Operated by charity Micah Liverpool, the market will be just outside the city centre and works through being able to sell food that supermarkets have deemed surplus to requirements. Tony McDonough reports

Food, groceries, shopping
Food, groceries, shopping

 

A new weekly community market that will offer surplus supermarket food at low prices will  start opening in Liverpool from Monday, April 23.

Running from 11am to 2pm every Monday, except Bank Holidays, the market will be based at St Michael in the City on Upper Pitt Street, close to the Baltic Triangle area and its aim is to help those struggling to make ends meet.

It works through being able to sell food that supermarkets have deemed surplus to requirements. This way the produce is cheaper than in regular shops giving more choice and flexibility. Markets like this have been shown to help prevent people having to turn to the emergency aid that foodbanks offer.

Figures show that 64% of people in the Riverside area of the city are either unemployed, receiving sickness benefit, retired, students or homemakers. Many bring in less than the national average income and risk falling into genuine hardship.

The community market has been set up by Micah Liverpool, a charity which aims to achieve justice, fairness and well-being for people in the city. The market will complement the work being carried out by Micah Liverpool through its emergency food aid foodbank which operates from St Bride’s and St Vincent’s church buildings.
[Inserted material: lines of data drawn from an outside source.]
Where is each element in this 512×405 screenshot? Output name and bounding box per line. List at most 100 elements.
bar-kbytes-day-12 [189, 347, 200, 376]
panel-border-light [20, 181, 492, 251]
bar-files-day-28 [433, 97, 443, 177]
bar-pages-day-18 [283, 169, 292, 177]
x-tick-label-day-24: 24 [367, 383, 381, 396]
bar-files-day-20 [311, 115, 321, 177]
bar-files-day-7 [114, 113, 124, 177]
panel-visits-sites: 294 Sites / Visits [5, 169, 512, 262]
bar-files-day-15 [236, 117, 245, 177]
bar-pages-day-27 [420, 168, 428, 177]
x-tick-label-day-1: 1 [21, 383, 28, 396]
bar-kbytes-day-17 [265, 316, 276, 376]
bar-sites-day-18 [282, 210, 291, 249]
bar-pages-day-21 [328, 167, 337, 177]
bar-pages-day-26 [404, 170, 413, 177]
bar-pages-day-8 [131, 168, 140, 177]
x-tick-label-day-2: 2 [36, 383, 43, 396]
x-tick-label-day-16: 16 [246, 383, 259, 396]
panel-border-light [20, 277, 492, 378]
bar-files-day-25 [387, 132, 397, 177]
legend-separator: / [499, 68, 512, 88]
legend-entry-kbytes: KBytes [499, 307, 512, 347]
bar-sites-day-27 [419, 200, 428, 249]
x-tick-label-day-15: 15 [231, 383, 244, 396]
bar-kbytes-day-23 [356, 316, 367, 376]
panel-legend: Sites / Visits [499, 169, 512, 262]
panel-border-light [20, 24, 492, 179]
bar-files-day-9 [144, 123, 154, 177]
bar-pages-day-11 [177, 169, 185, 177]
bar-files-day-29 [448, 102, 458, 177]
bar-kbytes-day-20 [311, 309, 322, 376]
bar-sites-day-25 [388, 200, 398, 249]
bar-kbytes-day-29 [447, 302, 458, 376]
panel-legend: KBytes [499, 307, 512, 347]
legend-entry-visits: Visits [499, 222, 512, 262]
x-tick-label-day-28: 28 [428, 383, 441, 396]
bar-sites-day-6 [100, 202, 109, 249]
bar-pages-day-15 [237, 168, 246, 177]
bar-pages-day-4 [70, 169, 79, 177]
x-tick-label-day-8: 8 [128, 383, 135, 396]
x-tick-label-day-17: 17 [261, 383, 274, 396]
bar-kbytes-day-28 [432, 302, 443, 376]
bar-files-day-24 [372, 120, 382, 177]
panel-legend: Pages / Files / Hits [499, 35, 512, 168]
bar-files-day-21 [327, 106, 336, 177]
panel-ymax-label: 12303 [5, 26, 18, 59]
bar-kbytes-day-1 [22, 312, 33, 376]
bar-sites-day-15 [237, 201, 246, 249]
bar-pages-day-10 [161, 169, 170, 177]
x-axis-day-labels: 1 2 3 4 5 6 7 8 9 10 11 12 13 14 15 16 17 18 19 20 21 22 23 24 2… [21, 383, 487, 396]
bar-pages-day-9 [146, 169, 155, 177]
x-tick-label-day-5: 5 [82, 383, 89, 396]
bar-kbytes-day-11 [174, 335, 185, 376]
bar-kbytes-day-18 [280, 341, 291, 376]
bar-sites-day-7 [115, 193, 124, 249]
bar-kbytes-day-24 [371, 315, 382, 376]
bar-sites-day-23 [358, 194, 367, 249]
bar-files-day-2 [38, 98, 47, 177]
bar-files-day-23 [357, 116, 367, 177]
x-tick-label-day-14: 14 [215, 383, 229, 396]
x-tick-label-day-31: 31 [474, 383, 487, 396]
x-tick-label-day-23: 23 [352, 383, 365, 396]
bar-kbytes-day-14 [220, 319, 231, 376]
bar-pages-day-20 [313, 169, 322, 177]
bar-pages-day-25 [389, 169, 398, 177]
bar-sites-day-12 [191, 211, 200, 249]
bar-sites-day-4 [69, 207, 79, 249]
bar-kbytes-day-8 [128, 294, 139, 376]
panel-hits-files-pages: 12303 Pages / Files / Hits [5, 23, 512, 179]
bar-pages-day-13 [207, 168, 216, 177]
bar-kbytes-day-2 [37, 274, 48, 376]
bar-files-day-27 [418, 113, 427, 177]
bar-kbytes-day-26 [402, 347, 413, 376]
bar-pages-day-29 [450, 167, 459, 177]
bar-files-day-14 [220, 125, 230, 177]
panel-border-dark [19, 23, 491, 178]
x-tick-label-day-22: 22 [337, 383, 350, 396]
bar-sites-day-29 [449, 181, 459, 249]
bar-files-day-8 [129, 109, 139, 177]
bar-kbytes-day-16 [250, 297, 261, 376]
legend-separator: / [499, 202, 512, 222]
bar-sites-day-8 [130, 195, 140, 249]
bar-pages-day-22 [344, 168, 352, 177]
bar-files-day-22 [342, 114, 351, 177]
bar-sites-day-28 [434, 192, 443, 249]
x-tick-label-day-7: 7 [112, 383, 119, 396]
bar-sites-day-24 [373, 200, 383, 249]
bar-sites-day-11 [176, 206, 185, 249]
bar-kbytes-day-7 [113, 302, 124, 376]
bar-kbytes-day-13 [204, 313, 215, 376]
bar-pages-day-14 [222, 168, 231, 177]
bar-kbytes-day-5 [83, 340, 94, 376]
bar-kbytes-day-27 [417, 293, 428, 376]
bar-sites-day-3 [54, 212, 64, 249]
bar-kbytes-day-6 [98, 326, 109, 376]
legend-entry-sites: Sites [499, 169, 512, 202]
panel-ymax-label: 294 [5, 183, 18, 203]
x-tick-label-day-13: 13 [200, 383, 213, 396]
St Michael in the City is one of three churches that form the Team Parish of St Luke In The City, named after the original name of the Bombed Out Church.

The church has space to offer this community market, is ideally located for customers and so was a logical choice to host this. Micah Liverpool also plans to open a community café.

Paul O’Brien, executive director of Micah Liverpool, said “The scandal of society is that so many people are driven into poverty because they don’t have affordable options to choose from.

“The community market offers people on low income a chance to manage their budgets and feed their families preventing them from hitting the crisis point. We want to get to a point where we no longer need to give emergency food aid through foodbanks.”

Micah Liverpool is a charity launched in partnership between Liverpool Cathedral, Liverpool Metropolitan Cathedral and St Bride’s Church.